I feel you on the fear thing. It's scary to let professionals into your relationship with your children, and I understand "the label" thing too. But at the same time, it might really help you to know what sort of things might help. In the very least, you might do some research on different methods for kids with this kind of disorder. Couldn't hurt!

And for what it's worth, my friend grew up just fine. He was never a stellar student, but it wasn't b/c he wasn't smart. He's got a very mechanical mind. He's served in the military and did several tours in Iraq. He was medicated as a child, but I don't think he is any longer. He's in law enforcement now. :) There are so many ways for people to be successful. While being good in school is a good goal, I don't think it should define us as much as our culture says it should. Education happens in many ways. But that's a post for another day. ;) Praying for you friend!

Unknown said...

Amy...Regardless of what Blake's special need is, he still has a purpose and plan. I know you know this but you need to cement this truth in your mind if you explore seeking the help/guidance of the "professional" world. I am going to email you.

Kendra said...

Let me start by saying there MAY be something medical that could be addressed, but I want to offer another possible perspective too.

Lukas is also a gifted child. He started kindergarten a week before his 5th bday. Kindergarten was a breeze. 1st grade...not so much. About half-way through the school year, he started bulking. It wasn't that he couldn't do the work that I was giving him, it was that he just didn't want to because he was 6, and I was pushing him forward as if he were 8 because that's where his academic abilities were. His capabilities weren't in line w/his maturity level. I backed off on the academics for a while, and his behavior improved rather quickly. He wanted to do the things that 1st grader's do...play, create art and build things, be read to, etc...He wanted to have some fun while learning!

I know that Blake's issues aren't exactly like Lukas' issues, but maybe this could be a factor for him as well? Maybe the upcoming summer break will give him an academic break and allow you to focus on the behavior issues only for a while. It might be just what he needs!

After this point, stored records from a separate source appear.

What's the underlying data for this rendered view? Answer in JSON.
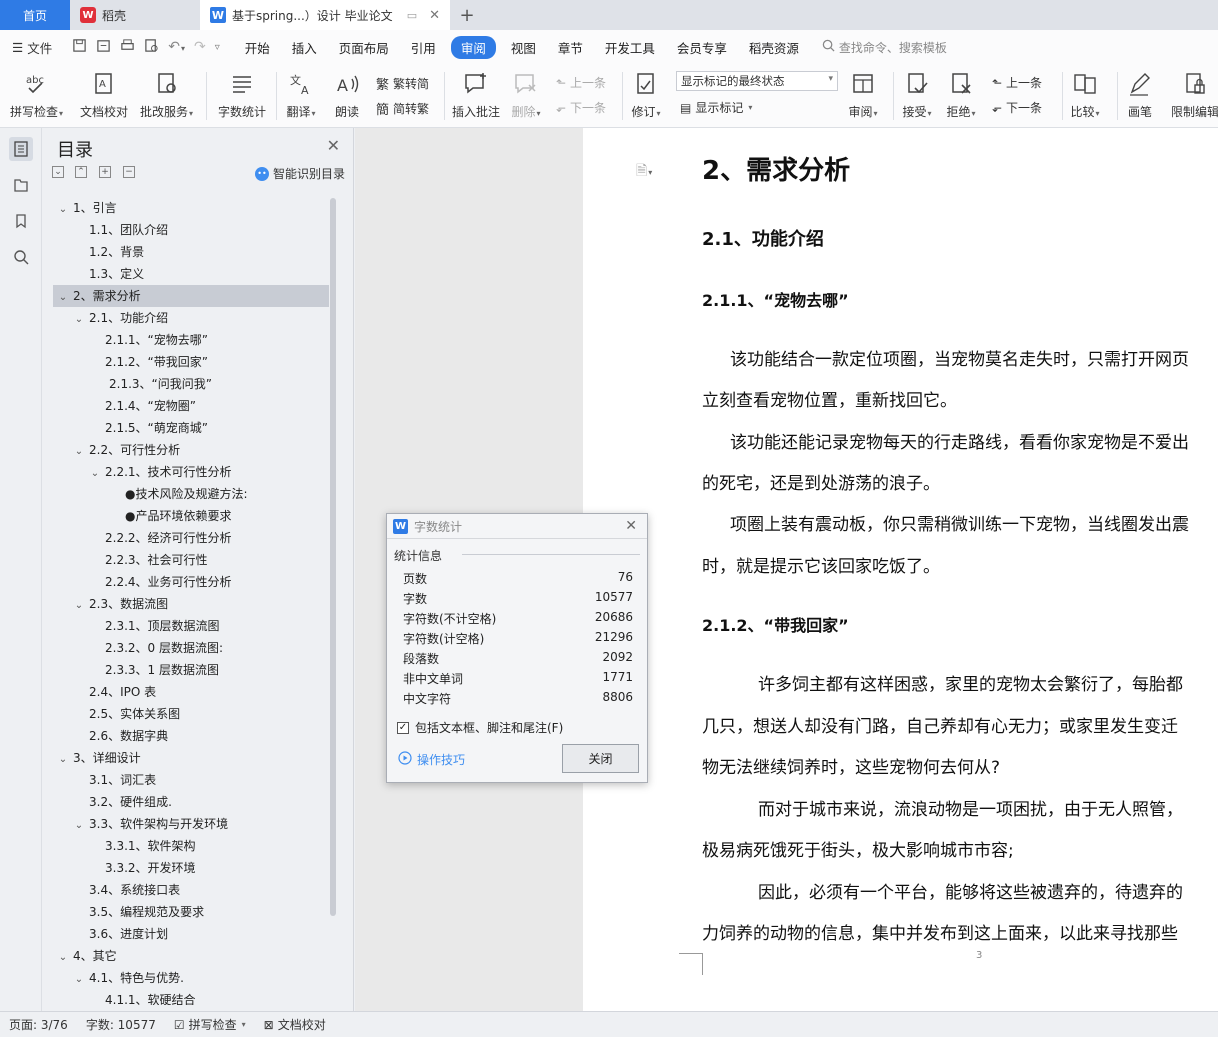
{
  "tabs": {
    "home": "首页",
    "daoke": "稻壳",
    "doc": "基于spring...）设计 毕业论文",
    "add": "+"
  },
  "menu": {
    "file": "文件",
    "items": [
      "开始",
      "插入",
      "页面布局",
      "引用",
      "审阅",
      "视图",
      "章节",
      "开发工具",
      "会员专享",
      "稻壳资源"
    ],
    "active": "审阅",
    "search": "查找命令、搜索模板"
  },
  "ribbon": {
    "spellcheck": "拼写检查",
    "doc_check": "文档校对",
    "revise_service": "批改服务",
    "word_count": "字数统计",
    "translate": "翻译",
    "read_aloud": "朗读",
    "to_traditional": "繁转简",
    "to_simplified": "简转繁",
    "insert_comment": "插入批注",
    "delete": "删除",
    "prev_comment": "上一条",
    "next_comment": "下一条",
    "track": "修订",
    "markup_select": "显示标记的最终状态",
    "show_markup": "显示标记",
    "review": "审阅",
    "accept": "接受",
    "reject": "拒绝",
    "prev_change": "上一条",
    "next_change": "下一条",
    "compare": "比较",
    "pen": "画笔",
    "restrict_edit": "限制编辑"
  },
  "nav": {
    "title": "目录",
    "smart": "智能识别目录",
    "items": [
      {
        "label": "1、引言",
        "indent": 0,
        "toggle": "v"
      },
      {
        "label": "1.1、团队介绍",
        "indent": 1,
        "toggle": ""
      },
      {
        "label": "1.2、背景",
        "indent": 1,
        "toggle": ""
      },
      {
        "label": "1.3、定义",
        "indent": 1,
        "toggle": ""
      },
      {
        "label": "2、需求分析",
        "indent": 0,
        "toggle": "v",
        "selected": true
      },
      {
        "label": "2.1、功能介绍",
        "indent": 1,
        "toggle": "v"
      },
      {
        "label": "2.1.1、“宠物去哪”",
        "indent": 2,
        "toggle": ""
      },
      {
        "label": "2.1.2、“带我回家”",
        "indent": 2,
        "toggle": ""
      },
      {
        "label": "2.1.3、“问我问我”",
        "indent": 2,
        "toggle": "",
        "nudge": true
      },
      {
        "label": "2.1.4、“宠物圈”",
        "indent": 2,
        "toggle": ""
      },
      {
        "label": "2.1.5、“萌宠商城”",
        "indent": 2,
        "toggle": ""
      },
      {
        "label": "2.2、可行性分析",
        "indent": 1,
        "toggle": "v"
      },
      {
        "label": "2.2.1、技术可行性分析",
        "indent": 2,
        "toggle": "v"
      },
      {
        "label": "●技术风险及规避方法:",
        "indent": 3,
        "toggle": ""
      },
      {
        "label": "●产品环境依赖要求",
        "indent": 3,
        "toggle": ""
      },
      {
        "label": "2.2.2、经济可行性分析",
        "indent": 2,
        "toggle": ""
      },
      {
        "label": "2.2.3、社会可行性",
        "indent": 2,
        "toggle": ""
      },
      {
        "label": "2.2.4、业务可行性分析",
        "indent": 2,
        "toggle": ""
      },
      {
        "label": "2.3、数据流图",
        "indent": 1,
        "toggle": "v"
      },
      {
        "label": "2.3.1、顶层数据流图",
        "indent": 2,
        "toggle": ""
      },
      {
        "label": "2.3.2、0 层数据流图:",
        "indent": 2,
        "toggle": ""
      },
      {
        "label": "2.3.3、1 层数据流图",
        "indent": 2,
        "toggle": ""
      },
      {
        "label": "2.4、IPO 表",
        "indent": 1,
        "toggle": ""
      },
      {
        "label": "2.5、实体关系图",
        "indent": 1,
        "toggle": ""
      },
      {
        "label": "2.6、数据字典",
        "indent": 1,
        "toggle": ""
      },
      {
        "label": "3、详细设计",
        "indent": 0,
        "toggle": "v"
      },
      {
        "label": "3.1、词汇表",
        "indent": 1,
        "toggle": ""
      },
      {
        "label": "3.2、硬件组成.",
        "indent": 1,
        "toggle": ""
      },
      {
        "label": "3.3、软件架构与开发环境",
        "indent": 1,
        "toggle": "v"
      },
      {
        "label": "3.3.1、软件架构",
        "indent": 2,
        "toggle": ""
      },
      {
        "label": "3.3.2、开发环境",
        "indent": 2,
        "toggle": ""
      },
      {
        "label": "3.4、系统接口表",
        "indent": 1,
        "toggle": ""
      },
      {
        "label": "3.5、编程规范及要求",
        "indent": 1,
        "toggle": ""
      },
      {
        "label": "3.6、进度计划",
        "indent": 1,
        "toggle": ""
      },
      {
        "label": "4、其它",
        "indent": 0,
        "toggle": "v"
      },
      {
        "label": "4.1、特色与优势.",
        "indent": 1,
        "toggle": "v"
      },
      {
        "label": "4.1.1、软硬结合",
        "indent": 2,
        "toggle": ""
      }
    ]
  },
  "document": {
    "h1": "2、需求分析",
    "h2": "2.1、功能介绍",
    "h3a": "2.1.1、“宠物去哪”",
    "para1a": "该功能结合一款定位项圈，当宠物莫名走失时，只需打开网页",
    "para1b": "立刻查看宠物位置，重新找回它。",
    "para2a": "该功能还能记录宠物每天的行走路线，看看你家宠物是不爱出",
    "para2b": "的死宅，还是到处游荡的浪子。",
    "para3a": "项圈上装有震动板，你只需稍微训练一下宠物，当线圈发出震",
    "para3b": "时，就是提示它该回家吃饭了。",
    "h3b": "2.1.2、“带我回家”",
    "para4a": "许多饲主都有这样困惑，家里的宠物太会繁衍了，每胎都",
    "para4b": "几只，想送人却没有门路，自己养却有心无力；或家里发生变迁",
    "para4c": "物无法继续饲养时，这些宠物何去何从?",
    "para5a": "而对于城市来说，流浪动物是一项困扰，由于无人照管，",
    "para5b": "极易病死饿死于街头，极大影响城市市容;",
    "para6a": "因此，必须有一个平台，能够将这些被遗弃的，待遗弃的",
    "para6b": "力饲养的动物的信息，集中并发布到这上面来，以此来寻找那些",
    "page_number": "3"
  },
  "dialog": {
    "title": "字数统计",
    "section": "统计信息",
    "rows": [
      {
        "label": "页数",
        "value": "76"
      },
      {
        "label": "字数",
        "value": "10577"
      },
      {
        "label": "字符数(不计空格)",
        "value": "20686"
      },
      {
        "label": "字符数(计空格)",
        "value": "21296"
      },
      {
        "label": "段落数",
        "value": "2092"
      },
      {
        "label": "非中文单词",
        "value": "1771"
      },
      {
        "label": "中文字符",
        "value": "8806"
      }
    ],
    "checkbox": "包括文本框、脚注和尾注(F)",
    "checked": true,
    "tips": "操作技巧",
    "close": "关闭"
  },
  "status": {
    "page": "页面: 3/76",
    "words": "字数: 10577",
    "spell": "拼写检查",
    "check": "文档校对"
  },
  "colors": {
    "accent": "#2f7be5",
    "dialog_link": "#3f8ef0"
  }
}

Also...Having taught Blake at Jasper several times and being trained as a teacher to recognize the obvious symptoms of ADD/ADHD, I would NEVER have suspected that Blake would have either. He was able to sit through class w/o disruption(unless he was sitting by a certain distracting cousin who will remain unnamed...heehee), and he was always very bright. I know that I am not an expert, but there could be another medical explanation that might be easier to manage once you know what it is.

No matter what, it probably won't hurt to find out if you think it would set your mind at ease. I'm always hesitant to share info w/anyone that I think is none of their business, so I'll be praying that you know just what is appropriate to share so that you can figure out what is going on. I don't think you have anything to worry about as far as your homeschooling rights being taken or your kids being taken.

The Lord knows everything there is to know about Blake, and he designed you to be Blake's mother. You are his perfect match. If the Lord is leading you and Mike to have Blake tested, then you should do it even if lots of people out there think that things are over-diagnosed. It hasn't been over-diagnosed for YOUR child who the Lord gave to you! Only you and Mike know what is best for him!

I'm praying for you, Mike and Blake! You'll figure this out! You're one of the best moms I know!

Thanks for being so open. It's nice to read that other moms are going through struggles too. Sometimes, we moms create our own little islands. Thanks for sharing with us!

Steph Perin said...

I talked with my mom yesterday (cause you had talked to me about having her fill out that survey) and there was something that we talked about that I want to share with you (nothing bad) :). We'll have to talk some time about it in person cause I think it's too hard to write it all down.